An office with a truly open concept: why the pandemic can change work itself

As companies plan to gradually welcome workers into their offices, some employees are wondering if a hybrid arrangement is in their best interests. (Craig Chivers / CBC)

In March 2020, millions of Canadians left their desks to start working from home. The COVID-19 pandemic had put us under siege, and no one knew what to expect or for how long. For some it was an adventure; for the most part, a necessity; for many it was new… and not necessarily fun.

Now, with reopening plans underway and the number of Canadians receiving a second dose increasing week to week, workplaces are planning to migrate back to the office.

But it is already clear that things will not be quite the same as before.

In fact, there has been a lot of discussion online about the job itself, what needs to be done in formal offices, and what can be done remotely. Just as a lot of people can’t wait to get back to the old normalcy, a lot of others – and this ranges from grassroots business gurus – want things to be different.

Maybe even very different.

Dan Price, the founder of Seattle-based Gravity Payments, has been a lightning rod in business circles, especially since he cut his own salary by a million US dollars so he can pay a starting salary of $ 70,000 across his business. Price frequently accuses business elites of poorly paying their workers – and that includes forcing them to commute for long periods of time.
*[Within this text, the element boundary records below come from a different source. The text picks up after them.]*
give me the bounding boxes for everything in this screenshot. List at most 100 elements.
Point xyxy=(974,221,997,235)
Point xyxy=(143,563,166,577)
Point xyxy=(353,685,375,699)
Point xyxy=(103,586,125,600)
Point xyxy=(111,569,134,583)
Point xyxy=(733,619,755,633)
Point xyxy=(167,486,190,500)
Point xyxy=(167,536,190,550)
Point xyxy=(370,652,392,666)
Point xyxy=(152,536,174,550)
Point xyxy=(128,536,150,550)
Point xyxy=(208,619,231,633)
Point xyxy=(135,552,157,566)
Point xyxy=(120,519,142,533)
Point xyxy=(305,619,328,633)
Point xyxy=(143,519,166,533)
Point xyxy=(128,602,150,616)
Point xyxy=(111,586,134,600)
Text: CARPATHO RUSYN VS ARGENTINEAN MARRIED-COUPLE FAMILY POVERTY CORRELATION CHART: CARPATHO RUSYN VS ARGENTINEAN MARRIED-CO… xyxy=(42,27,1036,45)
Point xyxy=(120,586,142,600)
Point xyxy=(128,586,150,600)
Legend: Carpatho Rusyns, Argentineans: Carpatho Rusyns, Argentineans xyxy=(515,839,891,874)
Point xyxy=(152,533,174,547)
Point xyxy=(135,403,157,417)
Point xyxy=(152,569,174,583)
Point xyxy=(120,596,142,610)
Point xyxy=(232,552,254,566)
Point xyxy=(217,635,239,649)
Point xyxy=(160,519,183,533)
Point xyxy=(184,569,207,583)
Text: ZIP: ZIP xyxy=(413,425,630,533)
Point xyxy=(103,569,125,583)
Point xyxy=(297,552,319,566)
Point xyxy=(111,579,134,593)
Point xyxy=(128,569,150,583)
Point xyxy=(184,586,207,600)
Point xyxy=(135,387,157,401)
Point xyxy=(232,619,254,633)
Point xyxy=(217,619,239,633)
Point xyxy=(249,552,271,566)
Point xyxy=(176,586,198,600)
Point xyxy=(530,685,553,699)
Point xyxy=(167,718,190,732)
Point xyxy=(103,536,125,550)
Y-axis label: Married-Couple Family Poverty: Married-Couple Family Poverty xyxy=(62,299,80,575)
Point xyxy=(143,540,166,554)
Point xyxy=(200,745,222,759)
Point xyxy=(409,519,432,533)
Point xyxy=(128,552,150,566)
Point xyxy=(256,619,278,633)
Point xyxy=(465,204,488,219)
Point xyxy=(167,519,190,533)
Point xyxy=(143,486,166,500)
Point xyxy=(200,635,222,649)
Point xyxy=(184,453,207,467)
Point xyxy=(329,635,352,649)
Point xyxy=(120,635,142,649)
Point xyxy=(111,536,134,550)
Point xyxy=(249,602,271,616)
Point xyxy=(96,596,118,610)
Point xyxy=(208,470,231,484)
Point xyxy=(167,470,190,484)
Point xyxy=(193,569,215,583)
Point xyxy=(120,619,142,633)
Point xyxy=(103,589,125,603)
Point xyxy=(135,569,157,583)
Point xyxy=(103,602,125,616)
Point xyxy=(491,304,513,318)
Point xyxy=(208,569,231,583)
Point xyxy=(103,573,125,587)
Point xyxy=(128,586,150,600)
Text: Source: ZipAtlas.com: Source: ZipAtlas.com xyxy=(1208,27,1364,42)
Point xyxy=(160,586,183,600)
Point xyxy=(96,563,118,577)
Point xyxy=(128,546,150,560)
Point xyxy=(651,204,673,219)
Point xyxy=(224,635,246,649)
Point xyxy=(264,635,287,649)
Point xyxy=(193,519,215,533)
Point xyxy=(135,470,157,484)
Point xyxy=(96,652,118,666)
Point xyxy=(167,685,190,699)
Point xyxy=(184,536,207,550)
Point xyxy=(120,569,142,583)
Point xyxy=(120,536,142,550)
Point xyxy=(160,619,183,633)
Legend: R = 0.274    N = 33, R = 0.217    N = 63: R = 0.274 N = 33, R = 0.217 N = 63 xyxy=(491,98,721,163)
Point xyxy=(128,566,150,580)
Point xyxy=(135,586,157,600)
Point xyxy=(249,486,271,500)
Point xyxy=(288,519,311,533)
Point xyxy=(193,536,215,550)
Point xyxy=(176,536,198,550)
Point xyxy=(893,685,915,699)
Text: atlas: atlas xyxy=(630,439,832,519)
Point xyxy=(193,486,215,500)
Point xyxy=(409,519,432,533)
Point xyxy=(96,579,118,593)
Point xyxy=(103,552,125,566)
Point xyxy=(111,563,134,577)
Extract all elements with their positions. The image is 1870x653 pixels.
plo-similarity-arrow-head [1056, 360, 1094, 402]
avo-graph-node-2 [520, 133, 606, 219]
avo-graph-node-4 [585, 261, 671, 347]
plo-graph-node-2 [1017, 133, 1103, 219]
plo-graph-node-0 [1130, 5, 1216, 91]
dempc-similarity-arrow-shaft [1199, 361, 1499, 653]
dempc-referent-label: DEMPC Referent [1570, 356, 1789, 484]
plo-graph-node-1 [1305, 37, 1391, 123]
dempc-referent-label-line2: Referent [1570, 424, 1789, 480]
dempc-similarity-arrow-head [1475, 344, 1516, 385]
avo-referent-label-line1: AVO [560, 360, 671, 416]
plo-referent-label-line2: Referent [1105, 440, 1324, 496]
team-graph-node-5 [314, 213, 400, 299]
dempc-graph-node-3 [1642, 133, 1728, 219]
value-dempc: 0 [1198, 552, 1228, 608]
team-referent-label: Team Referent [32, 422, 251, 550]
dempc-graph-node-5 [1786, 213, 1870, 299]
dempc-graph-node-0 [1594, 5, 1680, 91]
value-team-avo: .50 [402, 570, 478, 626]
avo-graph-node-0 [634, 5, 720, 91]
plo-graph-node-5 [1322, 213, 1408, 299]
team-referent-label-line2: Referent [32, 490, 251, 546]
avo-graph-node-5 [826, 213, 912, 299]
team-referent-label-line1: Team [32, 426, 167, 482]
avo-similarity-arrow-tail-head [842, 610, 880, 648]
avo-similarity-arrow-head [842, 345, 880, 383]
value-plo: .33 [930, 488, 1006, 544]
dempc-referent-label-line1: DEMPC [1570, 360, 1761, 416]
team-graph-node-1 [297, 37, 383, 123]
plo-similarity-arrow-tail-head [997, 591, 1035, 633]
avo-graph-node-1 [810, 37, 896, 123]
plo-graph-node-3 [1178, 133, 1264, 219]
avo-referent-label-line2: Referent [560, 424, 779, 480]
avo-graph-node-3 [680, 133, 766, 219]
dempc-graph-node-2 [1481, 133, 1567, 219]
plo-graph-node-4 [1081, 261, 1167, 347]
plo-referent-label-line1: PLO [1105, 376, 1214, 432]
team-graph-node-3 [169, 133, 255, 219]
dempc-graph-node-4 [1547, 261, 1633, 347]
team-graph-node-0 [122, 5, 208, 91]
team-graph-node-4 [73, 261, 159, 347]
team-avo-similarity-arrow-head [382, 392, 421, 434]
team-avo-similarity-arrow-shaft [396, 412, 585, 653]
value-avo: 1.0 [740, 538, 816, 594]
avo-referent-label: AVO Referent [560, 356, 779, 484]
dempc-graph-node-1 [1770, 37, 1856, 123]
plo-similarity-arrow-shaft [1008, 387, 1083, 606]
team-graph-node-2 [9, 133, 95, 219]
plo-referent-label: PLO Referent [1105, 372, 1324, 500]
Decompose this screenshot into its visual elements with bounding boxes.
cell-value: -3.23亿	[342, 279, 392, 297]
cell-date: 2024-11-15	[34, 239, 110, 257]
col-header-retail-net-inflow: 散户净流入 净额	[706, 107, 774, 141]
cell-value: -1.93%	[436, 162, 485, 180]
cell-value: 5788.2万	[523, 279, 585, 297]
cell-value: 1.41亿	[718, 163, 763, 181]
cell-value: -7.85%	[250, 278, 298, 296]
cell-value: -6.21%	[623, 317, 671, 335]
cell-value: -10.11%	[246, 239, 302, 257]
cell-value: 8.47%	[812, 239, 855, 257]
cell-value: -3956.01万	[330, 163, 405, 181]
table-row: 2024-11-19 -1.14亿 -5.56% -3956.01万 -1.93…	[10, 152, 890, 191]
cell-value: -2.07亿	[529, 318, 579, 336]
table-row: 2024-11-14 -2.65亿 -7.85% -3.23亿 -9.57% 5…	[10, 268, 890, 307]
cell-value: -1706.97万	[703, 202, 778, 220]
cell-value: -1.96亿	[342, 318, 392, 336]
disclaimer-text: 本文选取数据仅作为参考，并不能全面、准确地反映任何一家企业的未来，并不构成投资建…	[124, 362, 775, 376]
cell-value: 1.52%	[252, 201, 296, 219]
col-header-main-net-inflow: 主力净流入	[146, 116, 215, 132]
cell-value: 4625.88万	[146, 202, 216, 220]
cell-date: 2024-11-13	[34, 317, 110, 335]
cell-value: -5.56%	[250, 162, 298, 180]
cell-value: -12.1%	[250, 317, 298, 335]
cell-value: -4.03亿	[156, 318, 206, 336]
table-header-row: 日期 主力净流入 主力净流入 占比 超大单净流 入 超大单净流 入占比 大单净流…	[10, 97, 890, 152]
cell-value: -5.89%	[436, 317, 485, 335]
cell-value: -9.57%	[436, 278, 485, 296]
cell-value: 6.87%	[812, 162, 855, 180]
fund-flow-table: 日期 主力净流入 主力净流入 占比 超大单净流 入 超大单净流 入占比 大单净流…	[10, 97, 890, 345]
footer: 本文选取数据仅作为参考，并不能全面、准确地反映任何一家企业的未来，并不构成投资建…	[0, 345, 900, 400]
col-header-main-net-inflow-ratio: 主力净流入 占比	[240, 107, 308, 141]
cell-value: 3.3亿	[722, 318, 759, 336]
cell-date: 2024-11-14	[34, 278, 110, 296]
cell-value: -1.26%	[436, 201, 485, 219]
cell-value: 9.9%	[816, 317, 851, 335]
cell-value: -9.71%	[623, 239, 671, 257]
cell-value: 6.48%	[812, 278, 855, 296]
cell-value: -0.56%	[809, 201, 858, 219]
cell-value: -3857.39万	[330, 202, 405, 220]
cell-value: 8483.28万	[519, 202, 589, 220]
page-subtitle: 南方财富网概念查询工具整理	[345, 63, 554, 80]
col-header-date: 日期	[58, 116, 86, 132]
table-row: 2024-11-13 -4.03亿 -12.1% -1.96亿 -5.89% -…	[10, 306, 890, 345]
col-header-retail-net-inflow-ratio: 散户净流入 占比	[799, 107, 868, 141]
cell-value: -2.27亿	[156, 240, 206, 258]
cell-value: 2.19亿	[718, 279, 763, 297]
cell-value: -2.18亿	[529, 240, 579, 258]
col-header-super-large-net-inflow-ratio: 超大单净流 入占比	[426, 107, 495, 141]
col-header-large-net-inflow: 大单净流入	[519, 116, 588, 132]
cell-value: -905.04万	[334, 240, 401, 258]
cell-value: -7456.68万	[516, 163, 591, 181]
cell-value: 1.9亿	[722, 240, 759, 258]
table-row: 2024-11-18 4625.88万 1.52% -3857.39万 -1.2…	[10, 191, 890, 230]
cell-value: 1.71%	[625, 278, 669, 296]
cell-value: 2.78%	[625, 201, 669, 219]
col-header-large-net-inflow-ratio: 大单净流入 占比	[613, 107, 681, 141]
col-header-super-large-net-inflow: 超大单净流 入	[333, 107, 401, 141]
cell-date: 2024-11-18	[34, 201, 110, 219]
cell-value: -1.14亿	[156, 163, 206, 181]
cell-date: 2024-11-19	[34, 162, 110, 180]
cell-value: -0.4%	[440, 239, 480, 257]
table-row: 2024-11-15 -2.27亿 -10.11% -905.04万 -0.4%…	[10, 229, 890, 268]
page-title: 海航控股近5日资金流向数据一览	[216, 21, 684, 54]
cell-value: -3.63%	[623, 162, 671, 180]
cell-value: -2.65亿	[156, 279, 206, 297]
Last week, Price said it asked its workforce about returning to work and found that only 7% wanted to return. The others wanted to work remotely or in some kind of hybrid. “So we told everyone: do what you want” Price tweeted. “This stuff is not difficult.”

It’s an interesting prospect, but it might not be that easy to rethink the way work is done, either. There are, after all, pros and cons to all sides of the debate.

At CBC News, our newsrooms will revert to the model we are familiar with. They are, after all, meant to work with people working together, in an environment where decisions can be made quickly and collaboration is easy.

But other workplaces have different structures and needs. When chatting with friends and contacts who worked from home, things always seem to fluctuate. I will be curious to see what will happen in the coming year.

Most new telecommuters want choices, survey finds

According to a Statistics Canada snapshot taken in January, about 32 percent of Canadian employees did the majority of their work from home. This is truly remarkable, considering that only four percent of employees were doing this in 2016.

In other words, the pandemic has opened many eyes to the possibilities of teleworking.

WATCH | Workplace consultant Andrew Au chats with CBC’s Heather Hiscox about how the pandemic has changed assumptions about remote working:

Workplace culture consultant Andrew Au says many people who can work from home will want to continue to do so after the pandemic is over, which means some sort of hybrid between working from home and the office is here to stay. 10:30

Statistics Canada was obviously intrigued enough by the teleworking crowd to add a few questions about preferences to its subsequent February Labor Force Survey.

The results should be noted.

“Overall, 80% of new teleworkers said they would like to work at least half of their hours from home once the pandemic is over,” the agency’s subsequent report said. He also noted that most home-based workers were at least as productive at home as they were in the office, although obstacles and issues – from feeling isolated to low internet bandwidth – were reported.

“This pandemic was about having more time at home,” a young father told me a few months ago as we spoke of a story. At the end of our conversation, which took place towards the end of the day, he got excited about getting ready to take his son for a walk. I was struck by how much he enjoyed this commute time as extra time with his family.

Interestingly, the Statistics Canada survey found that new teleworkers did not necessarily work less. In fact, 35 percent of those surveyed said they were working more hours than before. (Only three percent said they worked fewer hours.)

Expect hybrid models to develop

Personally, I can’t wait to be back in the office. I miss the hubbub and white noise of the editorial staff, the “hallway conversations” that spark ideas, the collaboration of being together. Video conferencing was great, but, yes, those screens can be exhausting.

But I can clearly see the value of hybrid models. A friend of mine in Ontario hopes that her employer will allow her to continue working from home, at least a good part of the week. Its average travel time is over two hours a day.

Working from home has opened the eyes of employers and employees to more flexible terms. (Looker_Studio / Shutterstock)

Working from home has not been a level playing field. It has already been well demonstrated that middle (and upper) class workers have benefited the most from this flexibility. Entry-level and low-income employees did not benefit the same choices. (As I wrote in a previous column, many frontline workers, including in supermarkets, had to take considerable risks during the pandemic.)

At this point, however, it seems clear that there will be no one-size-fits-all approach for the new workplace. My hunch is that the word “hybrid” will be used frequently as we work things out, paying attention to the needs of employers and the wants of employees.

Laurent Lapierre, who teaches at the Telfer School of Management at the University of Ottawa, recently told CBC he was not surprised that employees want options.

“Some of the time makes sense,” he said. “All the time is a very different scenario.”